Le cas bor­de­lais est plus intéres­sant. La rue Dandi­colle, rec­tiligne et reliant directe­ment dif­férents quartiers à un CHU et des sites uni­ver­si­taires, était déjà emprun­tée par un nom­bre impor­tant de cyclistes, mais unique­ment dans un seul sens (le dou­ble-sens cyclable n’avait pas été instau­ré). Le traf­ic auto­mo­bile était rel­a­tive­ment impor­tant et rapi­de, et des riverains souhaitaient plus de tran­quil­lité. Le sens de cir­cu­la­tion a été changé, grâce à ses sens uniques alternés. Ensuite, une fois les change­ments d’habitude adop­tés et le test d’un pre­mier mar­quage peu sat­is­faisant, un tapis de couleur claire a été posé sur la chaussée, inter­rompu à inter­valles réguliers de pic­togrammes. Les cyclistes peu­vent désor­mais cir­culer d’est en ouest, ou inverse­ment, alors que la rue n’est plus con­tin­ue dans un sens ou l’autre pour les auto­mo­bilistes. Prob­lème : le traf­ic vélo est devenu qua­si équiv­a­lent au traf­ic auto­mo­bile, mais il est encore loin d’être supérieur.

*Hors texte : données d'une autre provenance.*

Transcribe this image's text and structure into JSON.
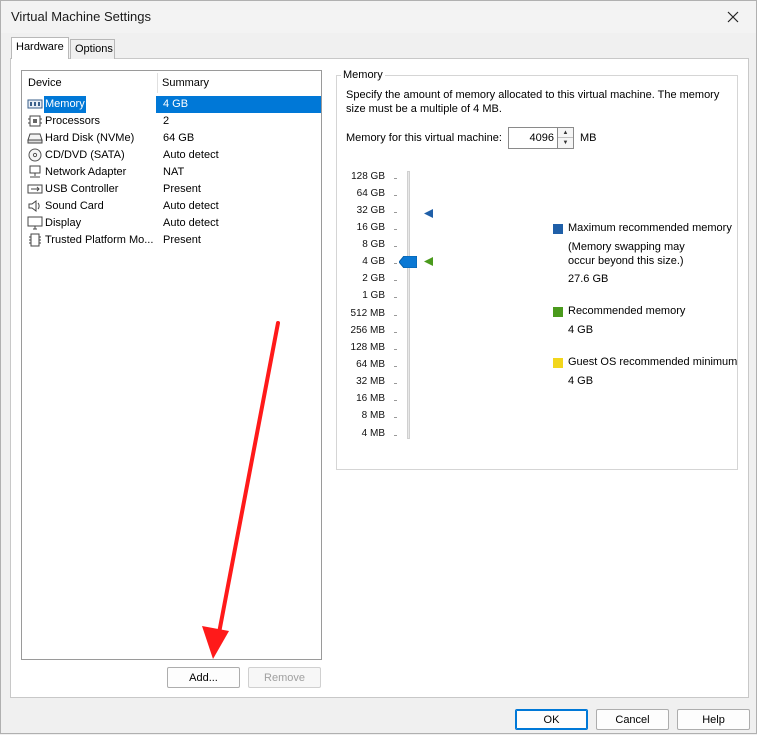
{
  "window": {
    "title": "Virtual Machine Settings"
  },
  "tabs": [
    {
      "label": "Hardware",
      "active": true
    },
    {
      "label": "Options",
      "active": false
    }
  ],
  "device_list": {
    "columns": {
      "device": "Device",
      "summary": "Summary"
    },
    "rows": [
      {
        "icon": "memory-icon",
        "device": "Memory",
        "summary": "4 GB",
        "selected": true
      },
      {
        "icon": "processor-icon",
        "device": "Processors",
        "summary": "2"
      },
      {
        "icon": "hard-disk-icon",
        "device": "Hard Disk (NVMe)",
        "summary": "64 GB"
      },
      {
        "icon": "cd-dvd-icon",
        "device": "CD/DVD (SATA)",
        "summary": "Auto detect"
      },
      {
        "icon": "network-adapter-icon",
        "device": "Network Adapter",
        "summary": "NAT"
      },
      {
        "icon": "usb-icon",
        "device": "USB Controller",
        "summary": "Present"
      },
      {
        "icon": "sound-card-icon",
        "device": "Sound Card",
        "summary": "Auto detect"
      },
      {
        "icon": "display-icon",
        "device": "Display",
        "summary": "Auto detect"
      },
      {
        "icon": "tpm-icon",
        "device": "Trusted Platform Mo...",
        "summary": "Present"
      }
    ],
    "add_label": "Add...",
    "remove_label": "Remove"
  },
  "memory": {
    "group_title": "Memory",
    "description": "Specify the amount of memory allocated to this virtual machine. The memory size must be a multiple of 4 MB.",
    "field_label": "Memory for this virtual machine:",
    "value": "4096",
    "unit": "MB",
    "scale": [
      "128 GB",
      "64 GB",
      "32 GB",
      "16 GB",
      "8 GB",
      "4 GB",
      "2 GB",
      "1 GB",
      "512 MB",
      "256 MB",
      "128 MB",
      "64 MB",
      "32 MB",
      "16 MB",
      "8 MB",
      "4 MB"
    ],
    "current_level": "4 GB",
    "legend": {
      "max": {
        "title": "Maximum recommended memory",
        "note": "(Memory swapping may occur beyond this size.)",
        "note_line1": "(Memory swapping may",
        "note_line2": "occur beyond this size.)",
        "value": "27.6 GB",
        "color": "#1f5fa8"
      },
      "recommended": {
        "title": "Recommended memory",
        "value": "4 GB",
        "color": "#4a9a1c"
      },
      "guest_min": {
        "title": "Guest OS recommended minimum",
        "value": "4 GB",
        "color": "#f2d61c"
      }
    }
  },
  "buttons": {
    "ok": "OK",
    "cancel": "Cancel",
    "help": "Help"
  },
  "colors": {
    "selection": "#0078d7",
    "annotation_arrow": "#ff1a1a"
  }
}
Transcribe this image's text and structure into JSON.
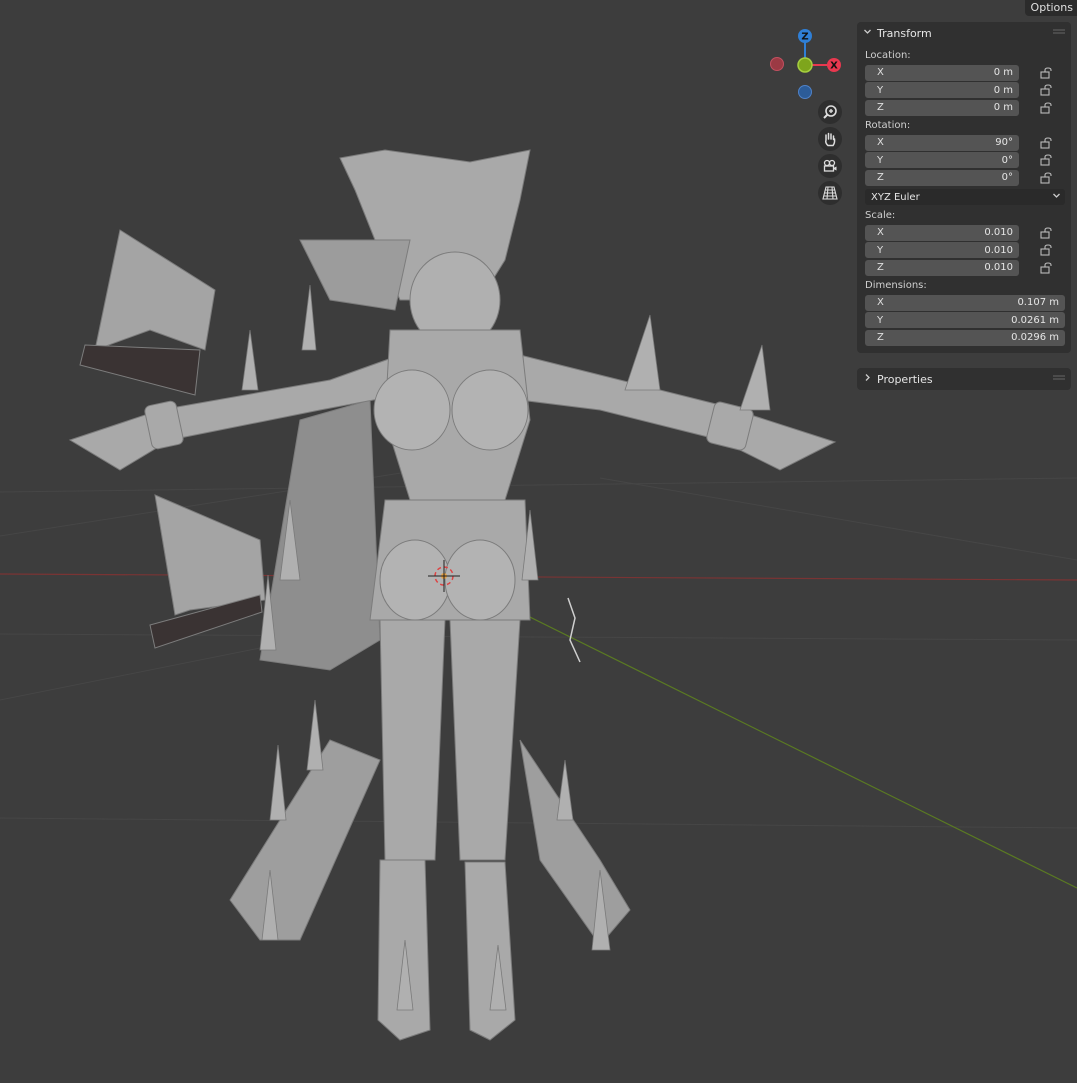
{
  "header": {
    "options_label": "Options"
  },
  "gizmo": {
    "axis_z": "Z",
    "axis_x": "X",
    "colors": {
      "x": "#e8384f",
      "y": "#7ea51c",
      "z": "#2f7fd6",
      "neg_x": "#9b3a44",
      "neg_z": "#2c5c98"
    }
  },
  "nav_tools": [
    "zoom-icon",
    "hand-pan-icon",
    "camera-icon",
    "perspective-grid-icon"
  ],
  "transform": {
    "title": "Transform",
    "location_label": "Location:",
    "location": [
      {
        "axis": "X",
        "value": "0 m"
      },
      {
        "axis": "Y",
        "value": "0 m"
      },
      {
        "axis": "Z",
        "value": "0 m"
      }
    ],
    "rotation_label": "Rotation:",
    "rotation": [
      {
        "axis": "X",
        "value": "90°"
      },
      {
        "axis": "Y",
        "value": "0°"
      },
      {
        "axis": "Z",
        "value": "0°"
      }
    ],
    "rotation_mode": "XYZ Euler",
    "scale_label": "Scale:",
    "scale": [
      {
        "axis": "X",
        "value": "0.010"
      },
      {
        "axis": "Y",
        "value": "0.010"
      },
      {
        "axis": "Z",
        "value": "0.010"
      }
    ],
    "dimensions_label": "Dimensions:",
    "dimensions": [
      {
        "axis": "X",
        "value": "0.107 m"
      },
      {
        "axis": "Y",
        "value": "0.0261 m"
      },
      {
        "axis": "Z",
        "value": "0.0296 m"
      }
    ]
  },
  "properties": {
    "title": "Properties"
  },
  "colors": {
    "background": "#3d3d3d",
    "panel": "#303030",
    "field": "#545454",
    "x_axis_line": "#8a3a3a",
    "y_axis_line": "#5d7d20"
  }
}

Le design de l’aménagement reste à mi-chemin entre les autres exem­ples français et les Pays-Bas. Comme la rue n’a pas été encore requal­i­fiée, la chaussée est encore trop basse par rap­port au trot­toir pour ne pas que la rue con­serve un aspect routi­er. Out­re Greno­ble, des aggloméra­tions comme Caen, Dijon ou Lille n’ont pas fait ce choix, préférant inau­gur­er des vélorues qui n’en sont pas.

Vue d’artiste de la rue du Château-d’Eau à Paris, trans­for­mée en vélorue. Cette rue du 10e arrondisse­ment per­met de reli­er facile­ment la place de la République (via le boule­vard de Magen­ta) et le quarti­er de la Porte-Saint-Denis. Sur la sec­tion com­prise entre le boule­vard Sébastopol et la rue du Faubourg-Saint-Denis en par­ti­c­uli­er, elle est déjà util­isée par des mil­liers de cyclistes chaque jour, et peu de voitures y cir­cu­lent depuis un change­ment de plan de cir­cu­la­tion (Flo­ri­an Le Vil­lain pour Paris en Selle). La rue du Château-d’Eau est com­posée de trois sec­tions prin­ci­pales très dif­férentes, et le traf­ic y est très faible une autre sec­tion. La troisième sec­tion sert d’itinéraire malin pour échap­per à la con­ges­tion. Cette vue d’artiste représente cette troisième sec­tion trans­for­mée en vélorue.

Le con­cept de vélorue est pré­cis et plus sub­til qu’il n’y paraît au pre­mier abord. Les inter­pré­ta­tions français­es en sont encore à un stade assez super­fi­ciel. L’aménagement ne reflète ni con­cept ni fonc­tion claire, inscrit dans un référen­tiel adap­té au con­texte local (usages, besoins, état du réseau, traite­ment de points noirs, vocab­u­laire de la voirie, régle­men­ta­tion). Préal­able­ment à tout pro­jet d’aménagement, l’analyse du con­texte local est indis­pens­able pour ori­en­ter les choix et les principes d’aménagement en respec­tant les critères du référen­tiel — et apporter les con­di­tions favor­ables à la mise en place d’une vélorue. Sur le plan du design, inté­gr­er une vélorue dans un secteur pat­ri­mo­ni­al sauve­g­ardé représente un défi. On peut imag­in­er des revête­ments clairs qui s’adaptent aux matéri­aux, reflè­tent les couleurs et les tons de l’architecture ver­nac­u­laire (con­struc­tions anci­ennes) — et per­me­t­tent, cou­plés à la plan­ta­tion d’arbres, de lut­ter con­tre les effets d’îlots de chaleur urbaine.

Reste qu’en ter­mes de com­mu­ni­ca­tion, il vaut mieux ne pas utilis­er le terme de “vélorue” quand il s’agit en fait de met­tre en place des amé­nage­ments plus clas­siques de mod­éra­tion de la cir­cu­la­tion et de partage de la rue – où ni dans la con­cep­tion, ni dans les faits, l’usage du vélo ne domine.

Vue d’artiste d’une rue du quarti­er à dom­i­nante rési­den­tielle Saint-Mar­tin à Rennes, avec ban­des de rabat­te­ment, revête­ments dif­féren­ciés, main­tien du sta­tion­nement et plan­ta­tion d’arbre en pleine terre (Image : Flo­ri­an Le Vil­lain).